Адвокат, как бы опомнившись, ответил:

— Прекрасно… мы как раз садились за стол… идемте, закусите вместе с нами.

Он поколебался, потом добавил:

— Микеле, предупреждаю тебя… так как я знаю твой образ мыслей, я и сам думаю так же, но… я пригласил немецкого лейтенанта, командира зенитной батареи, которая стоит здесь рядом. Я был вынужден это сделать… к сожалению, сейчас такие времена…

Продолжая вздыхать и извиняться, он ввел нас в хижину. Возле окна был накрыт круглый стол, и это была единственная чистая и прибранная вещь во всей комнате: кругом было навалено много всякого хлама, в углах лежали кучами тряпки, книги, чемодан и ящики. За столом уже сидели мать адвоката, пожилая синьора, маленькая, вся в черном, с морщинистым лицом, похожая на испуганную обезьянку, и нацистский лейтенант, худой блондин в обтянутом мундире, плоский, как доска, небрежно протянувший под столом свои длинные ноги в штанах для верховой езды и сапогах. Он был похож на собаку, и лицо у него было собачье: огромный кос, близко сидящие желтоватые глаза без бровей и ресниц, с настороженным и враждебным взглядом, большой рот, прятавшийся под носом. Лейтенант вежливо поднялся, поздоровался, стукнув каблуками, но не подал никому руки и сейчас же опять сел, как бы желая этим показать, что он сделал это не для нас, а только потому, что он человек вежливый и воспитанный. Адвокат объяснил нам, повторяя то же самое, что уже сказал перед дверью дома, что лейтенант командует зенитной батареей, он пригласил лейтенанта к обеду, для того чтобы завязать с ним добрососедские отношения.

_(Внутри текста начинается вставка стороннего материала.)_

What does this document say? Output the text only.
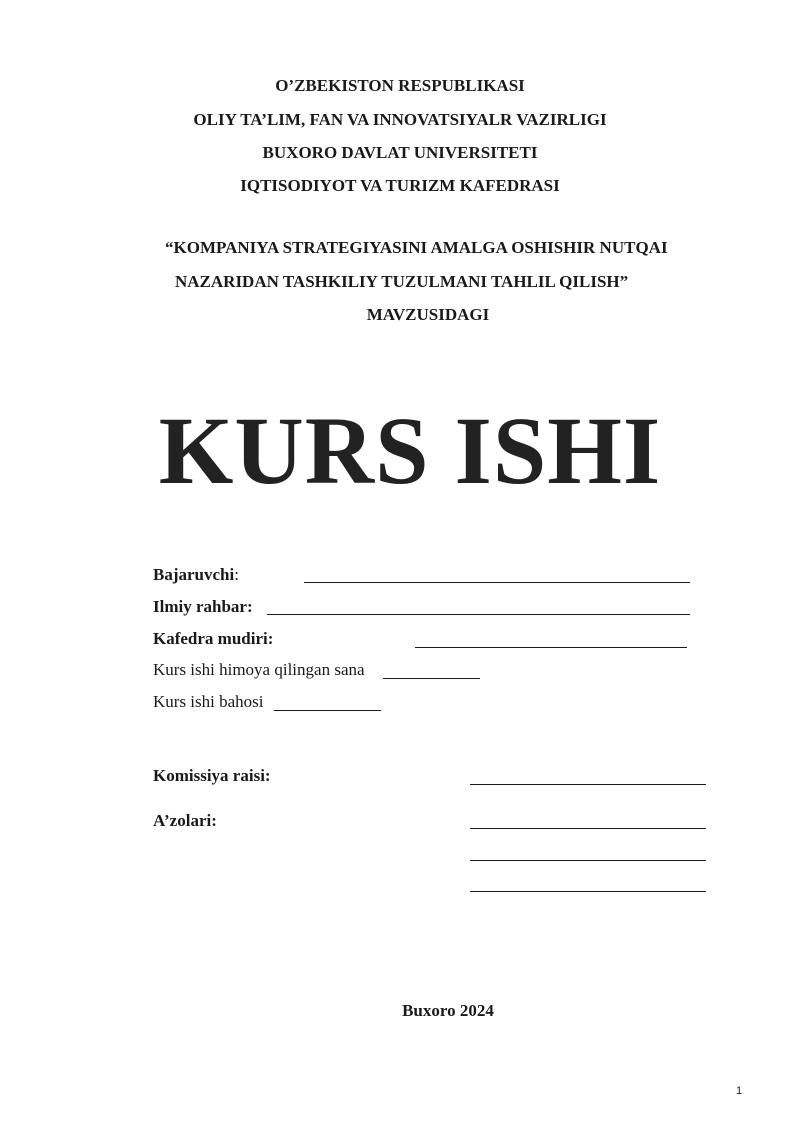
O’ZBEKISTON RESPUBLIKASI
OLIY TA’LIM, FAN VA INNOVATSIYALR VAZIRLIGI
BUXORO DAVLAT UNIVERSITETI
IQTISODIYOT VA TURIZM KAFEDRASI
“KOMPANIYA STRATEGIYASINI AMALGA OSHISHIR NUTQAI
NAZARIDAN TASHKILIY TUZULMANI TAHLIL QILISH”
MAVZUSIDAGI
KURS ISHI
Bajaruvchi:
Ilmiy rahbar:
Kafedra mudiri:
Kurs ishi himoya qilingan sana
Kurs ishi bahosi
Komissiya raisi:
A’zolari:
Buxoro 2024
1
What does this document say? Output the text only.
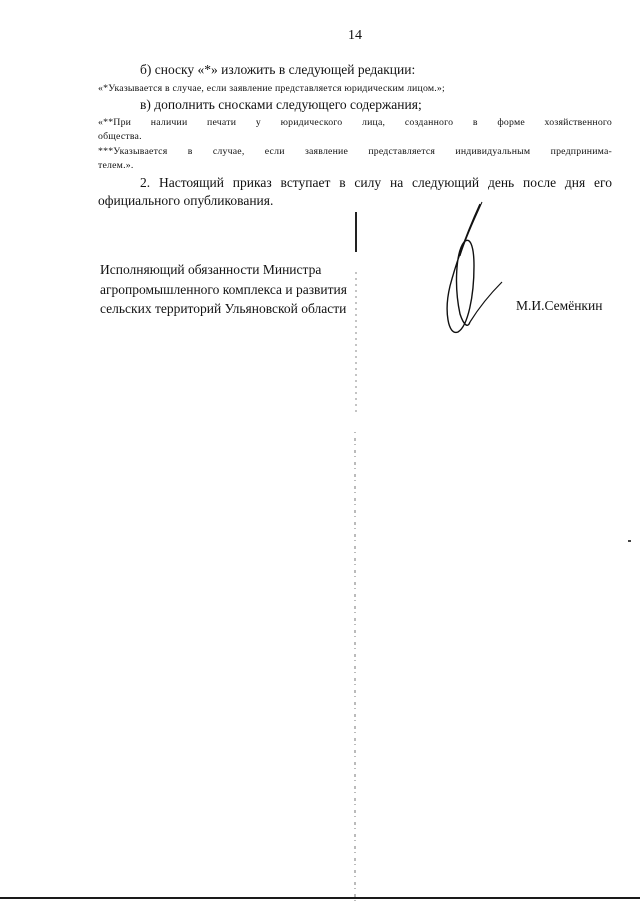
14
б) сноску «*» изложить в следующей редакции:
«*Указывается в случае, если заявление представляется юридическим лицом.»;
в) дополнить сносками следующего содержания;
«**При наличии печати у юридического лица, созданного в форме хозяйственного
общества.
***Указывается в случае, если заявление представляется индивидуальным предпринима-
телем.».
2. Настоящий приказ вступает в силу на следующий день после дня его
официального опубликования.
Исполняющий обязанности Министра
агропромышленного комплекса и развития
сельских территорий Ульяновской области	М.И.Семёнкин
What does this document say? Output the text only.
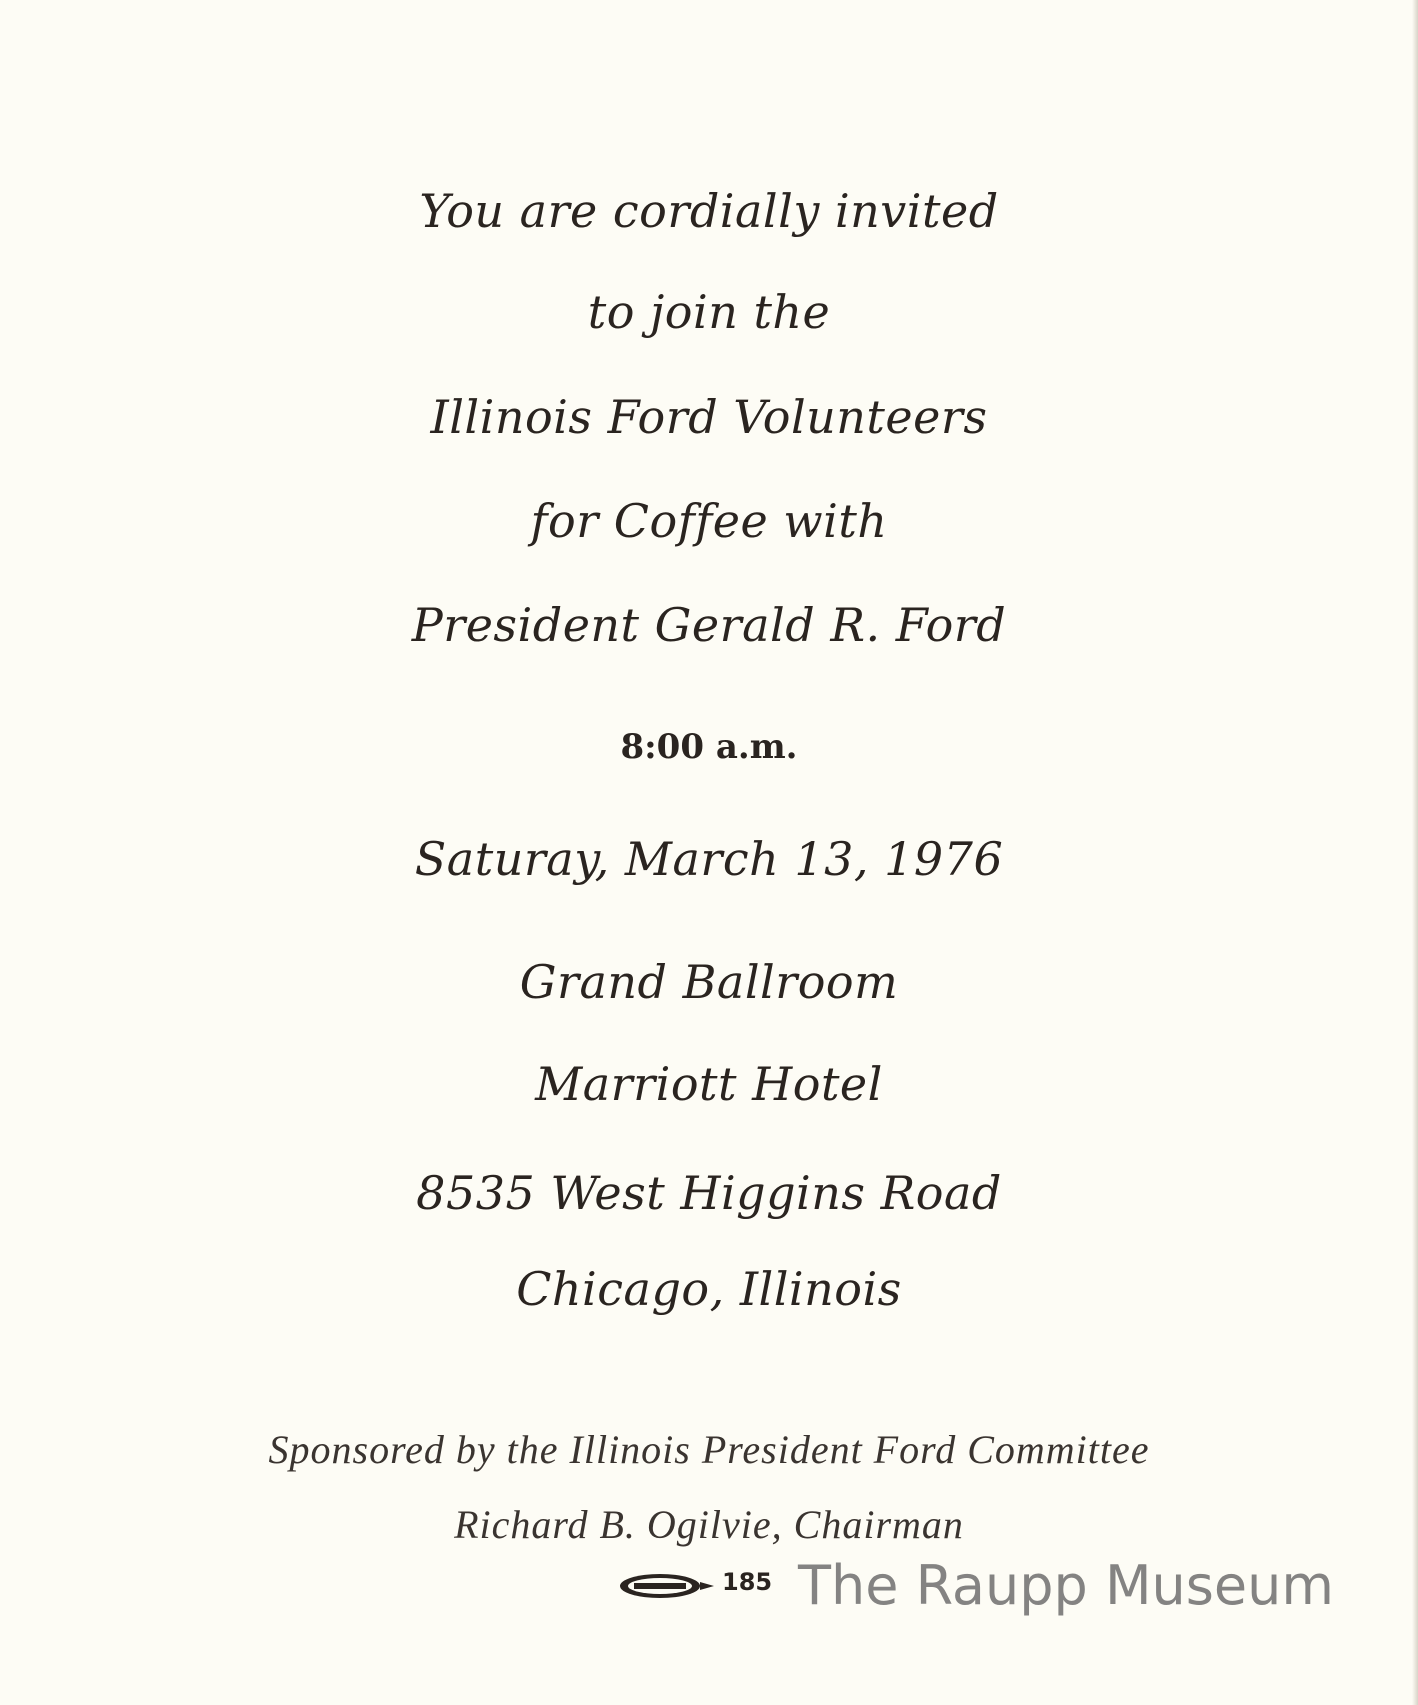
You are cordially invited
to join the
Illinois Ford Volunteers
for Coffee with
President Gerald R. Ford
8:00 a.m.
Saturay, March 13, 1976
Grand Ballroom
Marriott Hotel
8535 West Higgins Road
Chicago, Illinois
Sponsored by the Illinois President Ford Committee
Richard B. Ogilvie, Chairman
185 The Raupp Museum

— Будем надеяться, что война скоро кончится, — сказал адвокат, — и лейтенант пригласит нас к себе в Германию.

Лейтенант ничего не ответил, даже не улыбнулся, и я подумала, что он не знает нашего языка и не понял, что ему сказали. Но когда мать адвоката предложила ему вермут, он ответил ей на хорошем итальянском языке:

— Спасибо, я не пью аперитивов.

И тут я внезапно сообразила, что лейтенант не улыбается потому, что по каким-то там своим мотивам сердится на адвоката. Микеле рассказал о нашей встрече с сумасшедшей; адвокат сказал равнодушно:

— Это Лена. Она всегда была ненормальной. В прошлом году, когда была эта неразбериха, одни войска приходили, другие уходили, какой-то солдат поймал ее, когда она бродила, как всегда, одна по полям, и у нее родился ребенок.